Examiner comes in, we do paperwork. Oral is like all of my orals have been. Excellent scenarios, and excellent conversation. Only thing I had to look up was I remembered all the limitations of a Commerical pilot but forgot that sightseeing flights now require an LOA. Found that quickly and read it. DPE seemed pleased.
I can kinda tell we are done with the oral because he said we would throughly brief the flight. And he's says we are on to that now. I grab a notepad and we discuss everything. Examiner is very concerned about safety and we discuss exactly how I've been trained to handle the engine outage and restart. We talk about these particular engines not liking to restart and that it's helpful to establish a 120 knot glide on this airplane. (He doesn't give a lot of rides in this specific aircraft. The local DPEs are slammed and he came in from out of town for this. Commutes in a Commanche,
@EdFred !)
Go over all the ground rules for aircraft control and the flight. You're flying. I'm not a pilot. Discuss that if the restart is going poorly you run out of hands to fly and fiddle with the aircraft. He agrees that the other local DPEs are correct in assisting with aircraft control for safety if needed at this point, even though they aren't supposed to fly and if I'm stuck to ask him to play wing leveler and speed maintainer. Safety first. Otherwise we have to declare and land it. These engines don't like to restart at our altitude on high DA days and the DA was VERY high this afternoon. Accelerate/Stop was pushing the underside of 4000' so hard we might as well have called it that.
We talk about where we will generally be and that he wants the practice area frequency in during the maneuvers even though we are just outside of it. (East of Kelly Airpark) We talk about watching for gliders and heavy traffic in that area. Because the wind is forecast to come up, he says we will do the pattern work first. Normal takeoff and landing, short field takeoff and landing, then we'll depart the Delta and navigate via my flight plan (which was huge... APA to PUB to ABQ to TEX!) Oh yeah, we discussed that we didn't have enough fuel on board for that. (Grin!) Talked about whether we could add fuel in ABQ. Yes. Can we add a passenger or two? Maybe. Run calculations. "We can add one small passenger but it really hurts our performance for flying into TEX." Correct. Good.
"Let's take a ten minute break." I'm happy but still freaking mildly. Okay have to get it together for the flying. Breathe. You're not going to do that stupidity of the dive and drive on the ride. It's all good.
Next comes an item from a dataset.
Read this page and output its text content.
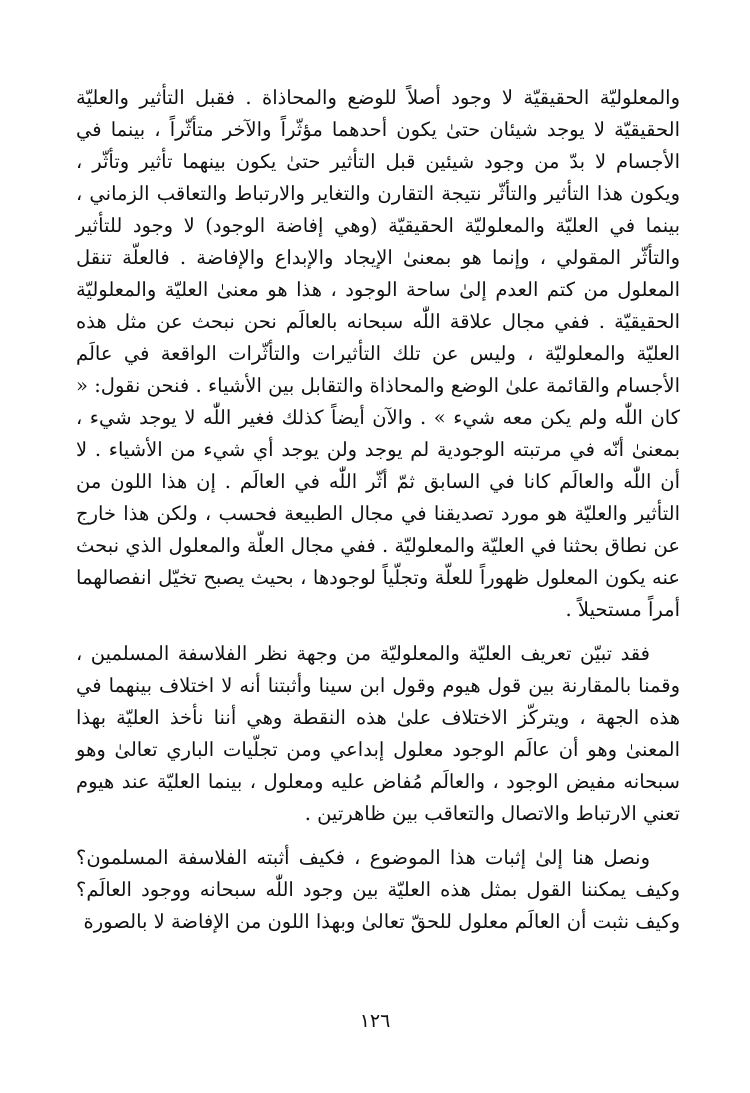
والمعلوليّة الحقيقيّة لا وجود أصلاً للوضع والمحاذاة . فقبل التأثير والعليّة الحقيقيّة لا يوجد شيئان حتىٰ يكون أحدهما مؤثّراً والآخر متأثّراً ، بينما في الأجسام لا بدّ من وجود شيئين قبل التأثير حتىٰ يكون بينهما تأثير وتأثّر ، ويكون هذا التأثير والتأثّر نتيجة التقارن والتغاير والارتباط والتعاقب الزماني ، بينما في العليّة والمعلوليّة الحقيقيّة (وهي إفاضة الوجود) لا وجود للتأثير والتأثّر المقولي ، وإنما هو بمعنىٰ الإيجاد والإبداع والإفاضة . فالعلّة تنقل المعلول من كتم العدم إلىٰ ساحة الوجود ، هذا هو معنىٰ العليّة والمعلوليّة الحقيقيّة . ففي مجال علاقة اللّٰه سبحانه بالعالَم نحن نبحث عن مثل هذه العليّة والمعلوليّة ، وليس عن تلك التأثيرات والتأثّرات الواقعة في عالَم الأجسام والقائمة علىٰ الوضع والمحاذاة والتقابل بين الأشياء . فنحن نقول: « كان اللّٰه ولم يكن معه شيء » . والآن أيضاً كذلك فغير اللّٰه لا يوجد شيء ، بمعنىٰ أنّه في مرتبته الوجودية لم يوجد ولن يوجد أي شيء من الأشياء . لا أن اللّٰه والعالَم كانا في السابق ثمّ أثّر اللّٰه في العالَم . إن هذا اللون من التأثير والعليّة هو مورد تصديقنا في مجال الطبيعة فحسب ، ولكن هذا خارج عن نطاق بحثنا في العليّة والمعلوليّة . ففي مجال العلّة والمعلول الذي نبحث عنه يكون المعلول ظهوراً للعلّة وتجلّياً لوجودها ، بحيث يصبح تخيّل انفصالهما أمراً مستحيلاً .

فقد تبيّن تعريف العليّة والمعلوليّة من وجهة نظر الفلاسفة المسلمين ، وقمنا بالمقارنة بين قول هيوم وقول ابن سينا وأثبتنا أنه لا اختلاف بينهما في هذه الجهة ، ويتركّز الاختلاف علىٰ هذه النقطة وهي أننا نأخذ العليّة بهذا المعنىٰ وهو أن عالَم الوجود معلول إبداعي ومن تجلّيات الباري تعالىٰ وهو سبحانه مفيض الوجود ، والعالَم مُفاض عليه ومعلول ، بينما العليّة عند هيوم تعني الارتباط والاتصال والتعاقب بين ظاهرتين .

ونصل هنا إلىٰ إثبات هذا الموضوع ، فكيف أثبته الفلاسفة المسلمون؟ وكيف يمكننا القول بمثل هذه العليّة بين وجود اللّٰه سبحانه ووجود العالَم؟ وكيف نثبت أن العالَم معلول للحقّ تعالىٰ وبهذا اللون من الإفاضة لا بالصورة

١٢٦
We go to the airplane. I do a thorough pre-flight explaining as I go. Usual questions. All good. We talk about since you're "not a pilot" here's how you board the aircraft and I'll help you with the door (unless you don't want to simulate that and we can have "taxi air conditioning", up to you, it's freaking hot out here...)
Climb in and take another deep breath. Everything with the checklist. Taxi out to the north run up area. Run up completed. Talk to ground, talk to tower, fuel pumps and door and my window to go on the checklist.
Do all the pattern work. All goes pretty good. Overshot the base to final turn on the first one by just a bit and thought "oh crap, there it is" but continued. Fixed it. He hasn't said stop so we keep going. Full stop taxi backs at this DA. It's hotter now. Short field stuff goes fine. Okay now to head out of here. Fly out to HOHUM per the plan. Then toward Kelly. We find ourselves under a massive string of virga and I'm getting downdrafts that have me at max power and 80 knots trying to hold altitude and then of course the other side. Thankfully they're going to be west of us for most of this.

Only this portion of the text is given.